A note about yesterday's post, "belmont" accurately pointed out in his comment my error in saying that Arizona State had played UCLA in their Super Regional when they in fact beat Ole Miss to get to Omaha. I got the series mixed up with the Cal St. Fullerton Super Regional. Thanks to belmont for being on the ball there.

Bonds' Greeted in Boston with Asteriks

Barry Bonds made his first ever trip to Fenway Park tonight as the Giants squared off against the Red Sox. As Bonds walked to the plate for his first at bat, some fans were seen holding up pieces of paper with large asterisks on them, clearly stating their belief that the career home run record which Bonds is about to break will be a tainted accomplishment. Now I am a Red Sox fan and normally I find the Fenway faithful's antics both clever and amusing. My favorite has to be a tshirt some fans made for Johnny Damon's first trip to Boston as a Yankee which had a picture of Damon's face on the front and on the back it read, "Looks like Jesus, Throws like Mary, Actus like Judas." Now that's pretty good stuff right there. However I can't say I agree with the Boston fans on this one. To this point I haven't weighed in on the steroids issue here on Big O Sports Blog, and I hope to not have to do so again, but its relevant in this situation so here goes. First of all, Bonds has been under the microscope for a good long time now, and Major League Baseball has yet to pin a positive steroid test on him. This is the country of being innocent until PROVEN guilty still right? But that really isn't even the point. My second and most important contention is this; everyone was doing steroids in baseball. The pitchers, the hitters, probably the bat boys and the public address announcer too. Maybe even the guy that throws batting practice. You cannot arbitrarily decide to put asterisks next to certain things because they matter to you. If you want the steroid aided accomplishments to not count for anything then you'd have to wipe out an at least entire decade of everything that happened in pro baseball.
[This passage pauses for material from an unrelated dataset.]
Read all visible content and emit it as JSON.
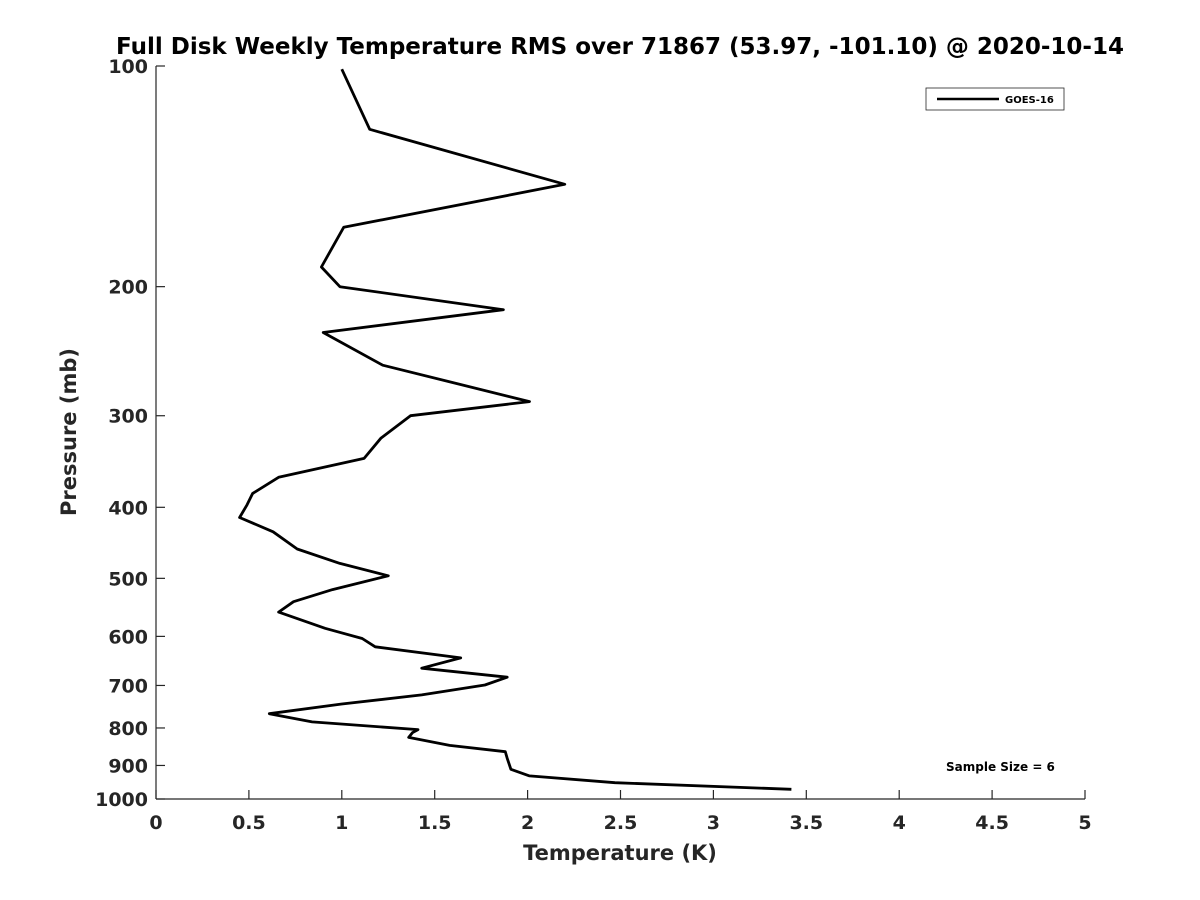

Baseball is a game that goes through phases and corrective periods. Should the marks pitcher's like Bob Gibson put up have an asterisk next to them because they were pitching from a more elevated mound? No, it is just how the game was at the time and people accept that. You have to remember that using performance enhancing drugs wasn't even against the rules in baseball until a few years ago. Bonds would not have been doing anything against the rules during the time period in which most people allege that he used steroids. How can he be a cheater if he wasn't breaking any rules?
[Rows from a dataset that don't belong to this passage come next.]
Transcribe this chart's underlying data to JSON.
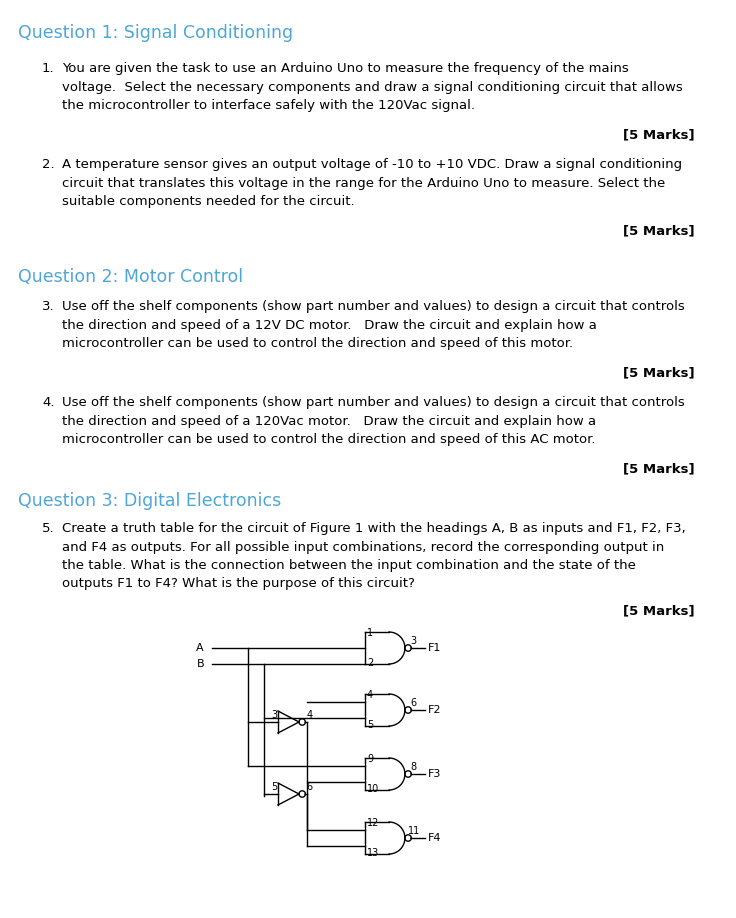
{
  "title_color": "#4da6d9",
  "body_color": "#000000",
  "bg_color": "#ffffff",
  "heading1": "Question 1: Signal Conditioning",
  "heading2": "Question 2: Motor Control",
  "heading3": "Question 3: Digital Electronics",
  "heading_fontsize": 12.5,
  "body_fontsize": 9.5,
  "marks_fontsize": 9.5,
  "q1_text": "You are given the task to use an Arduino Uno to measure the frequency of the mains\nvoltage.  Select the necessary components and draw a signal conditioning circuit that allows\nthe microcontroller to interface safely with the 120Vac signal.",
  "q2_text": "A temperature sensor gives an output voltage of -10 to +10 VDC. Draw a signal conditioning\ncircuit that translates this voltage in the range for the Arduino Uno to measure. Select the\nsuitable components needed for the circuit.",
  "q3_text": "Use off the shelf components (show part number and values) to design a circuit that controls\nthe direction and speed of a 12V DC motor.   Draw the circuit and explain how a\nmicrocontroller can be used to control the direction and speed of this motor.",
  "q4_text": "Use off the shelf components (show part number and values) to design a circuit that controls\nthe direction and speed of a 120Vac motor.   Draw the circuit and explain how a\nmicrocontroller can be used to control the direction and speed of this AC motor.",
  "q5_text": "Create a truth table for the circuit of Figure 1 with the headings A, B as inputs and F1, F2, F3,\nand F4 as outputs. For all possible input combinations, record the corresponding output in\nthe table. What is the connection between the input combination and the state of the\noutputs F1 to F4? What is the purpose of this circuit?"
}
Well that wraps it up for today. I respect everyone who can make a coherent argument on the case of steroids in baseball just to make that clear before you decide to rip into me about this in any comments you might make. Hope you enjoy your weekend and don't forget to tune into the CWS.

1 comment:

Minda said...

I won't comment on Barry Bonds here, because I've written pretty exhaustively about him at http://minda33.blogspot.com/2006/10/barry-bnds.html and http://minda33.blogspot.com/2007/03/actual-writing.html

"My" team for the CWS is definitely Oregon State. How cool would back-to-back titles be for a Beaver team that came out of nowhere last year? I cannot jump on the UC Irvine bandwagon because I had personal stake in whether or not WSU made it, so UCI can go poop on themselves as far as I'm concerned.

Have fun actually attending CWS games, I'll be sitting at home bitterly watching on TV instead. My life sucks.